This election has just changed, Justice Scalia has died

Another thing to consider: How will Thomas know how to vote now?

The realistic question is whether anyone capable of reading the political temperature today would be willing to submit to the months-long beating that would result, with the possibility that a “voluntary” withdrawal might kill any future chances for the Court.

Sheriff Joe Arpaio

This should do wonders for the McConnell/Ryan “A GOP Congress works!” presentation. I would be making the argument that Obama’s role as president is the same whether he was just inaugurated, is in mid-term or is two days away from leaving office – the Constitution doesn’t have a sliding scale of how much “president” you are based on the calendar.

At first glance, I’d think the whole open-seat issue would be more of a winner for Democrats. Hey, public, how did you feel about Citizens United? That was the conservative bloc. How did you feel about gays getting the right to marry? That was the liberal bloc. I guess you could bring up the ACA – oh, yeah, that was decided by Roberts.

His daughter, no doubt.

I almost put a smiley after that but I’m not sure he wouldn’t.

The only way this spring/summer gets more interesting, politically speaking, is if Obama nominates Bill Clinton to replace Scalia.

He didn’t wait 24 minutes from when he heard Scalia was dead to tweet his bullshit.

I think I was beamed into an alternate universe where Republicans were punished for obstructionism, instead of being rewarded handsomely.

Hoo boy.

My fave:

If Trump became President, anyone he’d nominate for Justice would be someone he’d be sure would vote in ways that would favor Trump business concerns. Trump isn’t actually an idealogue–he just plays one for fun and profit. As long as the nominee promises to (say) make it possible for Trump casinos to be built in every state, the Donald wouldn’t care if they were left-wing, right-wing, or chicken-wing.

Cruz would nominate based on evangelical orthodoxy; Carson’s nominee would have Carson’s own brand of that orthodoxy. Rubio would make passes in that direction but would be more concerned with getting his nomination through, so might not nominate a real fire-breather. Bush and Kasich would go for someone with rightist social values, but would care more than Cruz and Rubio that the nominee be Big-Business-friendly.

Sanders would nominate flagrant leftists. Clinton would nominate pretty much the same sort of people that Obama has nominated.

Assuming he only looks within the federal judiciary, how many are there?

You have a good point; Sanders would have to compromise amongst the existing possibilities.

Perfect.

The nominee is not constitutionally required to be a federal judge, but it’s traditional, and we saw what happened to Harriet Miers.

Question: can Obama wait until there is a recess in the Senate, then make a recess appointment to the Supreme Court that the Senate cannot block until the new Senate convenes in January? That should be enough time for states to pass campaign finance reform laws that the new court could uphold (“we need to reconsider Citizens United v.
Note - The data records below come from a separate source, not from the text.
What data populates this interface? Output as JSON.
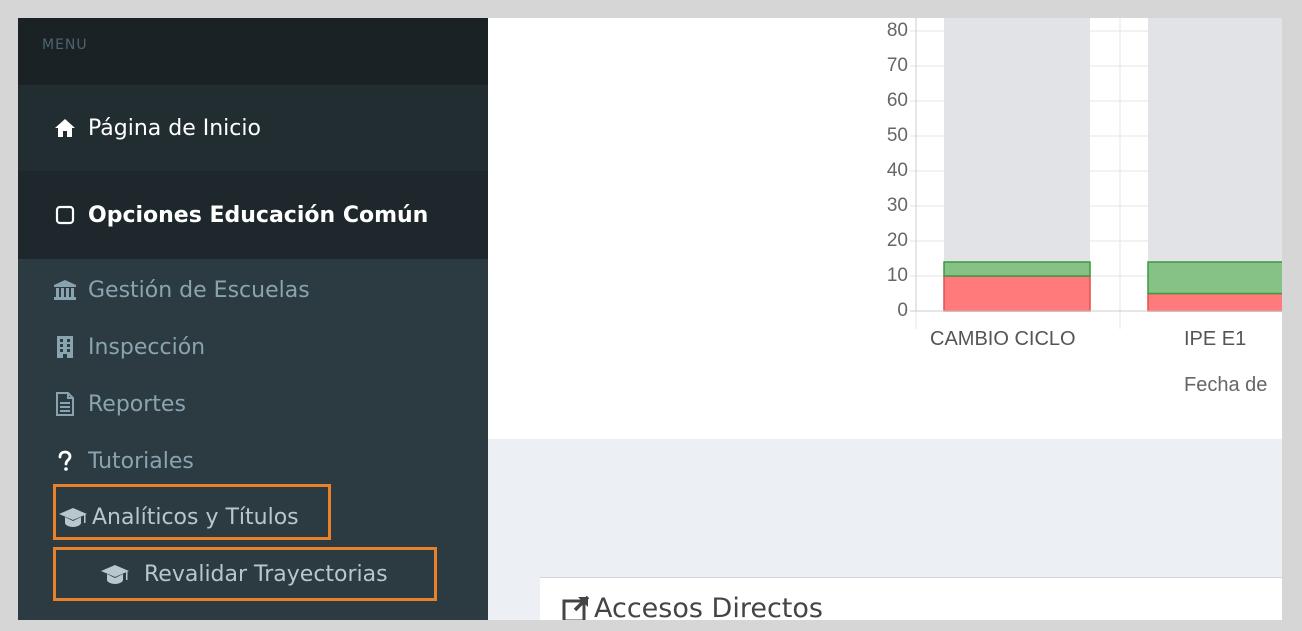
{
  "sidebar": {
    "header": "MENU",
    "home": {
      "label": "Página de Inicio",
      "icon": "home-icon"
    },
    "opciones": {
      "label": "Opciones Educación Común",
      "icon": "square-icon"
    },
    "items": [
      {
        "label": "Gestión de Escuelas",
        "icon": "bank-icon"
      },
      {
        "label": "Inspección",
        "icon": "building-icon"
      },
      {
        "label": "Reportes",
        "icon": "file-text-icon"
      },
      {
        "label": "Tutoriales",
        "icon": "question-icon"
      },
      {
        "label": "Analíticos y Títulos",
        "icon": "graduation-cap-icon"
      },
      {
        "label": "Revalidar Trayectorias",
        "icon": "graduation-cap-icon"
      }
    ]
  },
  "colors": {
    "highlight": "#e8822a",
    "green_series": "#86c286",
    "red_series": "#ff7b7b"
  },
  "chart_data": {
    "type": "bar",
    "stacked": true,
    "categories": [
      "CAMBIO CICLO",
      "IPE E1"
    ],
    "series": [
      {
        "values": [
          10,
          5
        ],
        "color": "#ff7b7b"
      },
      {
        "values": [
          4,
          9
        ],
        "color": "#86c286"
      }
    ],
    "y_ticks": [
      "0",
      "10",
      "20",
      "30",
      "40",
      "50",
      "60",
      "70",
      "80"
    ],
    "ylim": [
      0,
      80
    ],
    "xlabel": "Fecha de",
    "grid": true
  },
  "accesos": {
    "title": "Accesos Directos",
    "icon": "external-link-icon"
  }
}
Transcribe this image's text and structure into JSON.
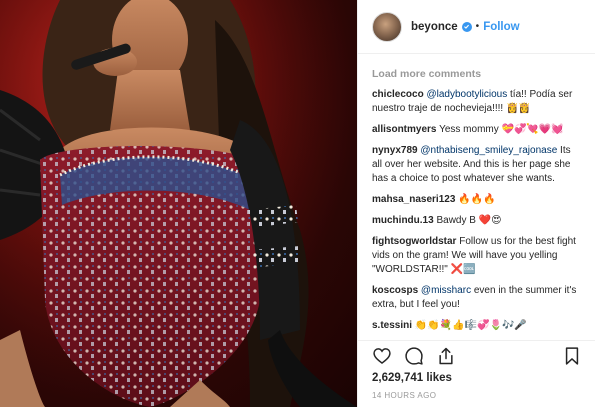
{
  "post": {
    "username": "beyonce",
    "separator": "•",
    "follow_label": "Follow",
    "verified_icon": "verified-badge-icon"
  },
  "comments_section": {
    "load_more_label": "Load more comments",
    "items": [
      {
        "user": "chiclecoco",
        "mention": "@ladybootylicious",
        "text": " tía!! Podía ser nuestro traje de nochevieja!!!! ",
        "emoji": "👸👸"
      },
      {
        "user": "allisontmyers",
        "mention": "",
        "text": " Yess mommy ",
        "emoji": "💝💞💘💗💓"
      },
      {
        "user": "nynyx789",
        "mention": "@nthabiseng_smiley_rajonase",
        "text": " Its all over her website. And this is her page she has a choice to post whatever she wants.",
        "emoji": ""
      },
      {
        "user": "mahsa_naseri123",
        "mention": "",
        "text": " ",
        "emoji": "🔥🔥🔥"
      },
      {
        "user": "muchindu.13",
        "mention": "",
        "text": " Bawdy B ",
        "emoji": "❤️😍"
      },
      {
        "user": "fightsogworldstar",
        "mention": "",
        "text": " Follow us for the best fight vids on the gram! We will have you yelling \"WORLDSTAR!!\" ",
        "emoji": "❌🆒"
      },
      {
        "user": "koscosps",
        "mention": "@missharc",
        "text": " even in the summer it's extra, but I feel you!",
        "emoji": ""
      },
      {
        "user": "s.tessini",
        "mention": "",
        "text": " ",
        "emoji": "👏👏💐👍🎼💞🌷🎶🎤"
      }
    ]
  },
  "actions": {
    "like_icon": "heart-icon",
    "comment_icon": "comment-icon",
    "share_icon": "share-icon",
    "save_icon": "bookmark-icon"
  },
  "likes_count": "2,629,741 likes",
  "timestamp": "14 HOURS AGO",
  "colors": {
    "link_blue": "#3897f0",
    "mention_blue": "#003569",
    "muted_gray": "#999999",
    "text": "#262626",
    "stage_red": "#8f1a17"
  }
}
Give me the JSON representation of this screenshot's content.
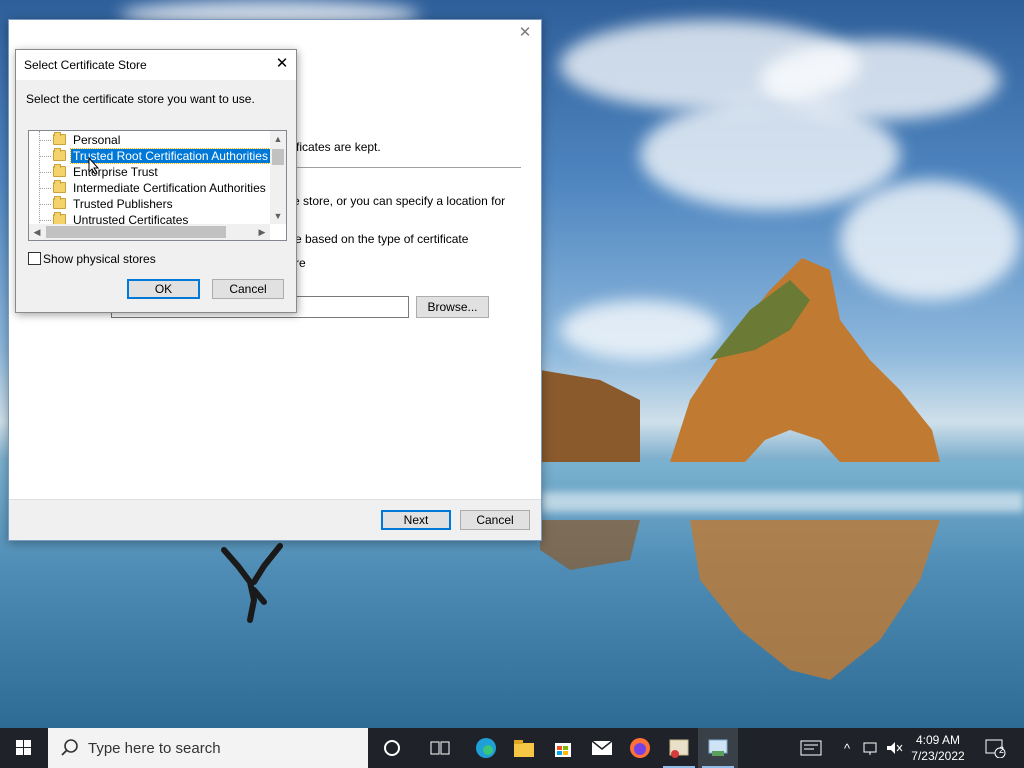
{
  "wizard": {
    "close_glyph": "✕",
    "line1": "tificates are kept.",
    "line2": "e store, or you can specify a location for",
    "line3": "e based on the type of certificate",
    "line4": "re",
    "browse_label": "Browse...",
    "next_label": "Next",
    "cancel_label": "Cancel"
  },
  "dialog": {
    "title": "Select Certificate Store",
    "close_glyph": "✕",
    "prompt": "Select the certificate store you want to use.",
    "stores": [
      {
        "label": "Personal",
        "selected": false
      },
      {
        "label": "Trusted Root Certification Authorities",
        "selected": true
      },
      {
        "label": "Enterprise Trust",
        "selected": false
      },
      {
        "label": "Intermediate Certification Authorities",
        "selected": false
      },
      {
        "label": "Trusted Publishers",
        "selected": false
      },
      {
        "label": "Untrusted Certificates",
        "selected": false
      }
    ],
    "show_physical_label": "Show physical stores",
    "show_physical_checked": false,
    "ok_label": "OK",
    "cancel_label": "Cancel"
  },
  "taskbar": {
    "search_placeholder": "Type here to search",
    "icons": [
      "cortana-icon",
      "task-view-icon",
      "edge-icon",
      "file-explorer-icon",
      "store-icon",
      "mail-icon",
      "firefox-icon",
      "certificate-manager-icon",
      "certificate-import-wizard-icon"
    ],
    "time": "4:09 AM",
    "date": "7/23/2022",
    "notification_count": "2"
  },
  "colors": {
    "accent": "#0078d7",
    "taskbar": "#1f2329"
  }
}
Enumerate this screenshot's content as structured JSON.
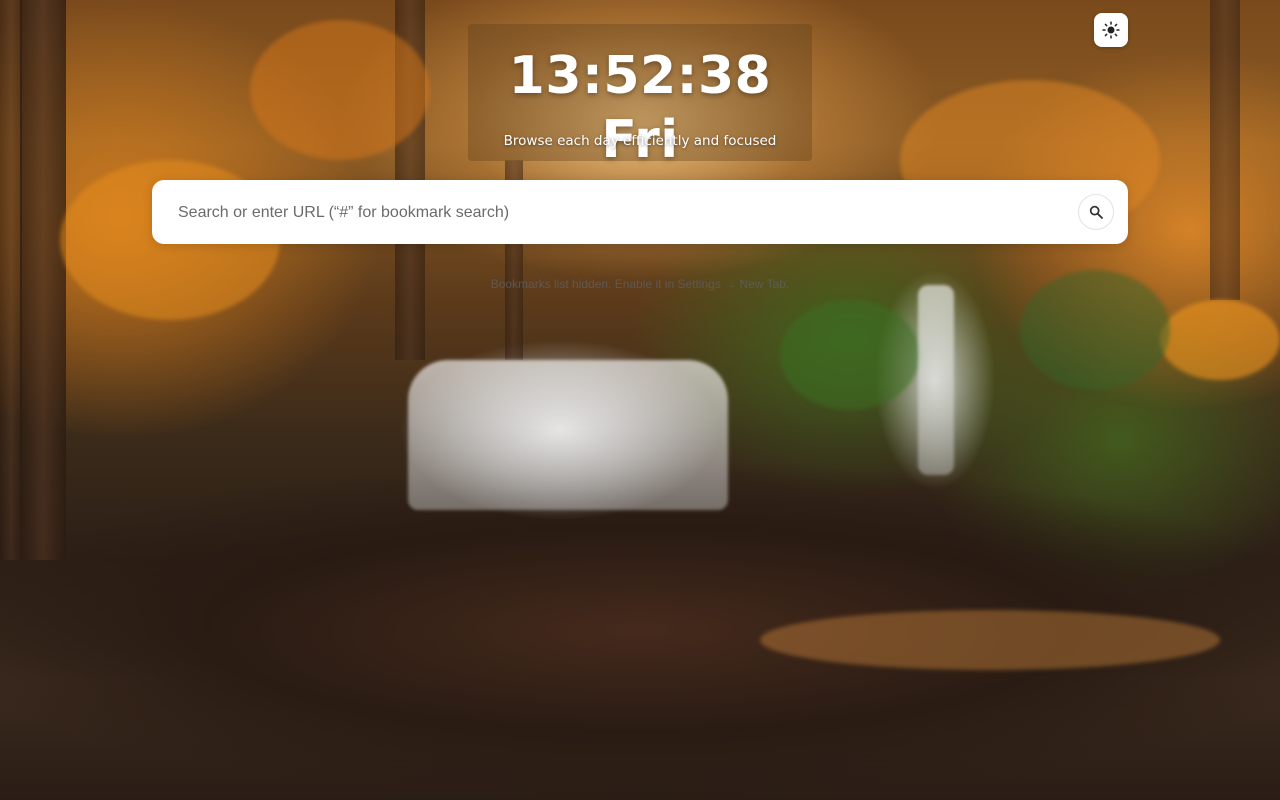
{
  "clock": {
    "time": "13:52:38 Fri",
    "subtitle": "Browse each day efficiently and focused"
  },
  "search": {
    "placeholder": "Search or enter URL (“#” for bookmark search)",
    "value": "",
    "button_icon": "search-icon"
  },
  "bookmarks": {
    "hint": "Bookmarks list hidden. Enable it in Settings → New Tab."
  },
  "theme_toggle": {
    "icon": "sun-icon"
  },
  "colors": {
    "panel_text": "#ffffff",
    "search_background": "#ffffff",
    "hint_text": "#5f5f5f"
  }
}
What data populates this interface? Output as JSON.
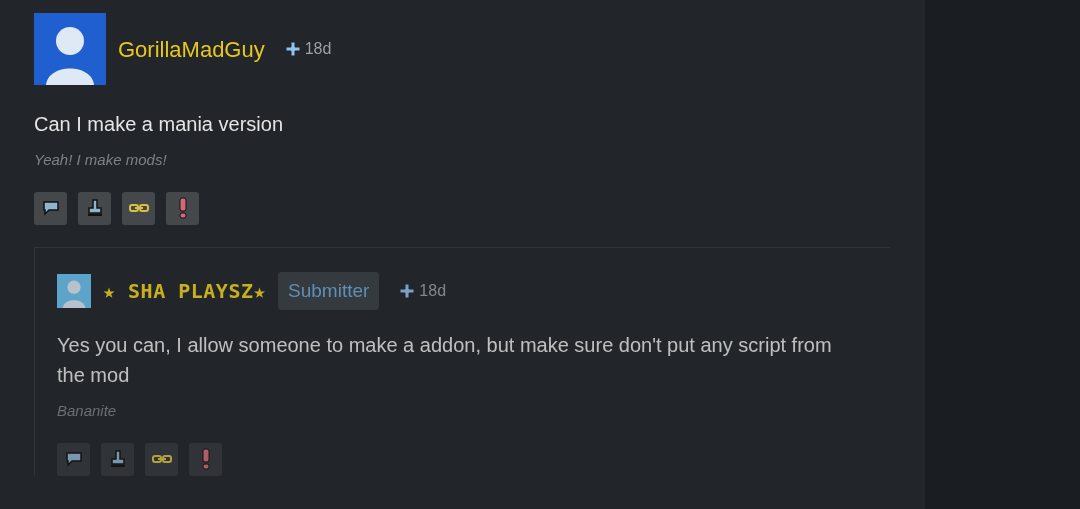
{
  "comments": [
    {
      "author": "GorillaMadGuy",
      "kind": "plain",
      "time": "18d",
      "body": "Can I make a mania version",
      "signature": "Yeah! I make mods!",
      "dimmed": false,
      "actions": [
        {
          "kind": "reply"
        },
        {
          "kind": "stamp"
        },
        {
          "kind": "link"
        },
        {
          "kind": "report"
        }
      ],
      "replies": [
        {
          "author": "★ SHA PLAYSZ★",
          "kind": "pixel",
          "badge": "Submitter",
          "time": "18d",
          "body": "Yes you can, I allow someone to make a addon, but make sure don't put any script from the mod",
          "signature": "Bananite",
          "dimmed": true,
          "actions": [
            {
              "kind": "reply"
            },
            {
              "kind": "stamp"
            },
            {
              "kind": "link"
            },
            {
              "kind": "report"
            }
          ]
        }
      ]
    }
  ]
}
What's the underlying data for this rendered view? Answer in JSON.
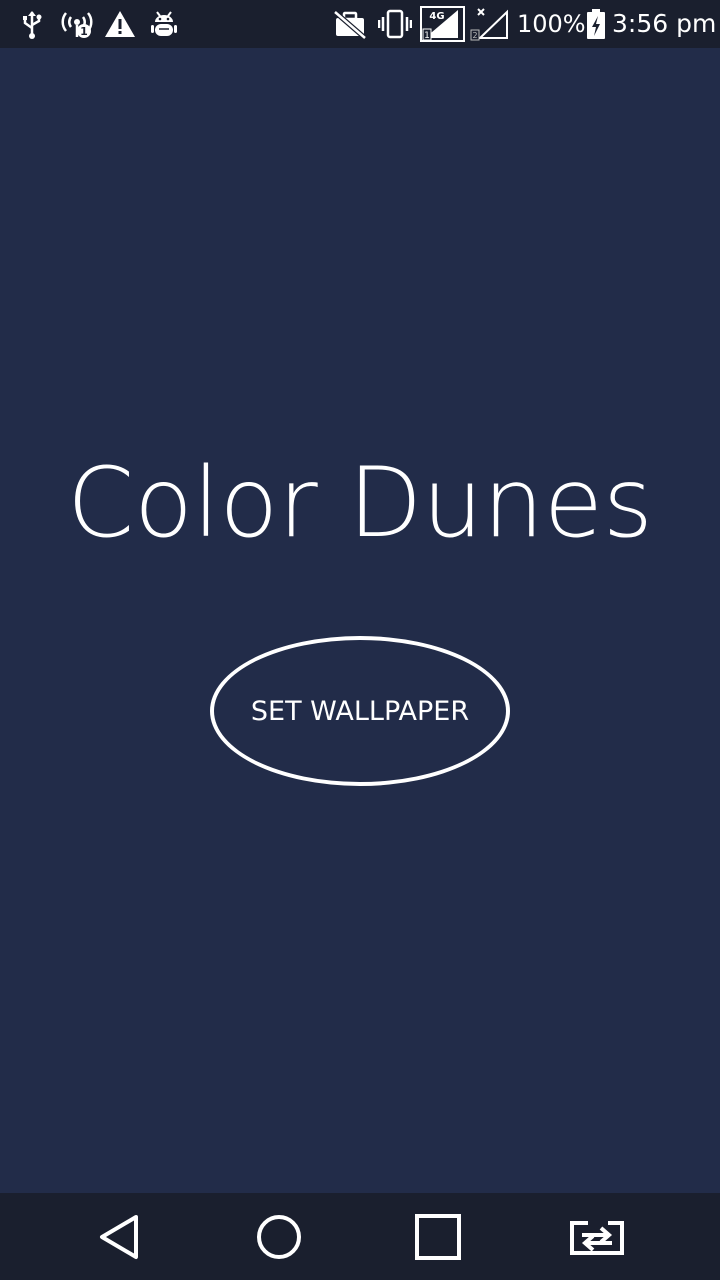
{
  "status_bar": {
    "icons_left": [
      "usb-icon",
      "hotspot-icon",
      "warning-icon",
      "android-debug-icon"
    ],
    "icons_right": [
      "no-sim-briefcase-icon",
      "vibrate-icon",
      "signal-4g-sim1-icon",
      "signal-sim2-icon",
      "battery-charging-icon"
    ],
    "network_label": "4G",
    "battery_percent": "100%",
    "time": "3:56 pm"
  },
  "main": {
    "title": "Color Dunes",
    "set_wallpaper_label": "SET WALLPAPER"
  },
  "nav_bar": {
    "buttons": [
      "back-icon",
      "home-icon",
      "recents-icon",
      "switch-icon"
    ]
  },
  "colors": {
    "background": "#222c49",
    "bars": "#1a1f2e",
    "foreground": "#ffffff"
  }
}
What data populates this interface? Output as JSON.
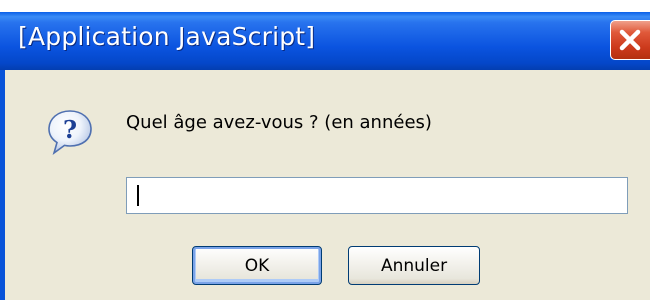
{
  "dialog": {
    "title": "[Application JavaScript]",
    "prompt": "Quel âge avez-vous ? (en années)",
    "input": {
      "value": "",
      "placeholder": ""
    },
    "ok_label": "OK",
    "cancel_label": "Annuler",
    "icon": "question-icon",
    "close_icon": "close-icon"
  },
  "theme": {
    "titlebar_color": "#0b54e0",
    "window_bg": "#ece9d8",
    "close_button_color": "#cc3a1c"
  }
}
Federal Election Commission”).

Per Jake Tapper and Larry Sabato on Twitter, “sources state” that Obama will nominate a replacement, setting up a fight with the Senate.

This weekend is the 10th anniversary of when Dick Cheney shot Harry Whittington in Texas while quail hunting.

Scalia died this weekend while in Texas for quail hunting.

(Anyone seen Cheney? When last spotted he was saying something about “time to feed again”. )

I would not be okay with this. That is some weak tea, trading a liberal and a conservative for a liberal and a “mildly conservative”.

This I could definitely go for.

I note with cynical amusement that the battle lines are drawn before the body is even cold. Mitch McConnell has already issued a statement that the next President should make the nomination. Harry Reid, obviously, disagrees.

CNN Story

I take the position that Obama is POTUS, and he gets to make the nomination. The Senate should confirm any reasonable nomination–but I doubt that will happen.

The jester in me wonders what might happen if Obama were to nominate Hillary Clinton for shits and giggles.

The pragmatist in me thinks Obama will manage to get a left leaning moderate confirmed, but the next administration will get to replace Ginsberg–and that will be the key nomination. A GOP POTUS could and likely would use the Ginsberg spot to restore the current status quo. A Dem POTUS could and likely would replace Ginsberg with a hardcore lefty, locking in a new liberal court for the long term.

We live in interesting times.

There is zero political upside for Senate Republicans to confirm an Obama nominee, and tremendous negative consequences. Doing so would validate everything Trump and Cruz are saying about the GOP establishment.

Both sides have always seen 2016 as an election dependent on turnout, and an open Supreme Court seat is as big a rallying cry as the Republicans could hope for (and the Democrats, for that matter).